Nonostante tutto «restiamo disponibili a ritrovarci intorno a un tavolo, sperando di poter riattivare un vitale confronto a tutto campo, anche sul piano giuridico/normativo, per poter studiare insieme più sottili ed adeguate forme di opposizione, al fine di poter scongiurare che i 2/3 della Basilicata, ai tempi del Pnrr e del Green New Deal, a tempo indeterminato e con grave danno, possano cadere sotto le grinfie delle multinazionali estrattive.
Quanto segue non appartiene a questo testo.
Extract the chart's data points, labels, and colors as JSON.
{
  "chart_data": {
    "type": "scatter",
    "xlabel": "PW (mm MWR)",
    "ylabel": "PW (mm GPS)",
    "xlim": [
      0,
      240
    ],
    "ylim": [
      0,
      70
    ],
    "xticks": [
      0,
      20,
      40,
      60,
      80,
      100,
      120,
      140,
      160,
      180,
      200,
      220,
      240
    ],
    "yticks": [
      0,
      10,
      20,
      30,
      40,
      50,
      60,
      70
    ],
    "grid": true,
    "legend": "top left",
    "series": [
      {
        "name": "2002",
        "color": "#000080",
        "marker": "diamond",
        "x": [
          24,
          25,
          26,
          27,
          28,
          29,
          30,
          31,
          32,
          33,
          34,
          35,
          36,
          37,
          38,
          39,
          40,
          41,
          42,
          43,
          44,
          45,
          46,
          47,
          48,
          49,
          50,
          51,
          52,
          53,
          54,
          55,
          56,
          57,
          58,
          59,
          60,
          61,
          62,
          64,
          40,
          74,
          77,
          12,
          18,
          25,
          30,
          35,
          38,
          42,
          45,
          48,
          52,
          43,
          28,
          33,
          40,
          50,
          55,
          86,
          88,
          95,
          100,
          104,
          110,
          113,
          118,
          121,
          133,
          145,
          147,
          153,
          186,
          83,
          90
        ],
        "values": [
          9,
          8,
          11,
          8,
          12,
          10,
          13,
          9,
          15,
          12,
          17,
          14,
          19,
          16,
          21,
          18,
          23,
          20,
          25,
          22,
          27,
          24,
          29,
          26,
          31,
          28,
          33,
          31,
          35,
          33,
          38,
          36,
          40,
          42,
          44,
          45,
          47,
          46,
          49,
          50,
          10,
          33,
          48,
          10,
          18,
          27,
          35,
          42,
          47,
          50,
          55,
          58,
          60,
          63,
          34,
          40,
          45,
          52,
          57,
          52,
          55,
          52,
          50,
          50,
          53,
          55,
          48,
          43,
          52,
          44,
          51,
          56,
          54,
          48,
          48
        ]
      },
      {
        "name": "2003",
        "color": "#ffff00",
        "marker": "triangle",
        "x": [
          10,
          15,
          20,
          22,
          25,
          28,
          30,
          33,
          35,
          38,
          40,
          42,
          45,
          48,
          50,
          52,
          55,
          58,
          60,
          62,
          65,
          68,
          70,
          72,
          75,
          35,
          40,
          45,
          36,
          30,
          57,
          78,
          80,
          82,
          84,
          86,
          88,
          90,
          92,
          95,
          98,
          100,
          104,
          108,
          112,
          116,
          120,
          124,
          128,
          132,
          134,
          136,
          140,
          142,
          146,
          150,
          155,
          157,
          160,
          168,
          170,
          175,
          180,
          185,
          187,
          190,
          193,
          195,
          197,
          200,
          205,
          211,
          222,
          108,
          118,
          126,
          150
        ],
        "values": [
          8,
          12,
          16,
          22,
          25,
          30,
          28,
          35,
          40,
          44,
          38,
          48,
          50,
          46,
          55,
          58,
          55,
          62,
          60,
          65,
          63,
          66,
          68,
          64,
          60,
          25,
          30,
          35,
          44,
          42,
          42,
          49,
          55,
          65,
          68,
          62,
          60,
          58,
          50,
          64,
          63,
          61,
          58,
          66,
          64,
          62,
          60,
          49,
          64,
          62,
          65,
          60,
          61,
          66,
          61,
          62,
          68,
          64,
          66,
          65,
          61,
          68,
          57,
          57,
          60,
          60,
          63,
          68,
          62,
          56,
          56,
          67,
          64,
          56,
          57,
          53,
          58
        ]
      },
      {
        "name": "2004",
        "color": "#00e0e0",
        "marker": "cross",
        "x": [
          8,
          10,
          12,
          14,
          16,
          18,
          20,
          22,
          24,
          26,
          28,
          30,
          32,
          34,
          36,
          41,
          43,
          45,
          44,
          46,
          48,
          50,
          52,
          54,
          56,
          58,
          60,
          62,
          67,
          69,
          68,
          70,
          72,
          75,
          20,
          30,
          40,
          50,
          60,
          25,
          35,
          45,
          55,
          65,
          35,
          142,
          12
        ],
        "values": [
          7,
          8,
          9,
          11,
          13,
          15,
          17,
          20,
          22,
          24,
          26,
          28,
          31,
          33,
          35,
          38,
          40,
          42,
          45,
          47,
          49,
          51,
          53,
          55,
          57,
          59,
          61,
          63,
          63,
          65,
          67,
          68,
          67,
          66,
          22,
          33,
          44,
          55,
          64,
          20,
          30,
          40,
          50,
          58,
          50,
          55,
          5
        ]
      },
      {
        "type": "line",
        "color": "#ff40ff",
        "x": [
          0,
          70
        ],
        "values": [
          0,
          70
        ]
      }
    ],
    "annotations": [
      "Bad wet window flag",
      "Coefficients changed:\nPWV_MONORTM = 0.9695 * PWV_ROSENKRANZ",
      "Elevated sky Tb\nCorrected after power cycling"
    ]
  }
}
Dopo 100 anni di estrazioni; dopo quasi 500 pozzi certificati dalla Corte dei Conti; dopo l’inquinamento di laghi e fiumi, non bisogna escludere il ricorso alla mobilitazione delle nostre comunità, pur di fermare progetti cosi’ scellerati ed aprire la strada ad una nuova progettualità complessiva di ampio respiro, finalmente fuori dalle chimere delle royalties e dalla schiavitù del fossile».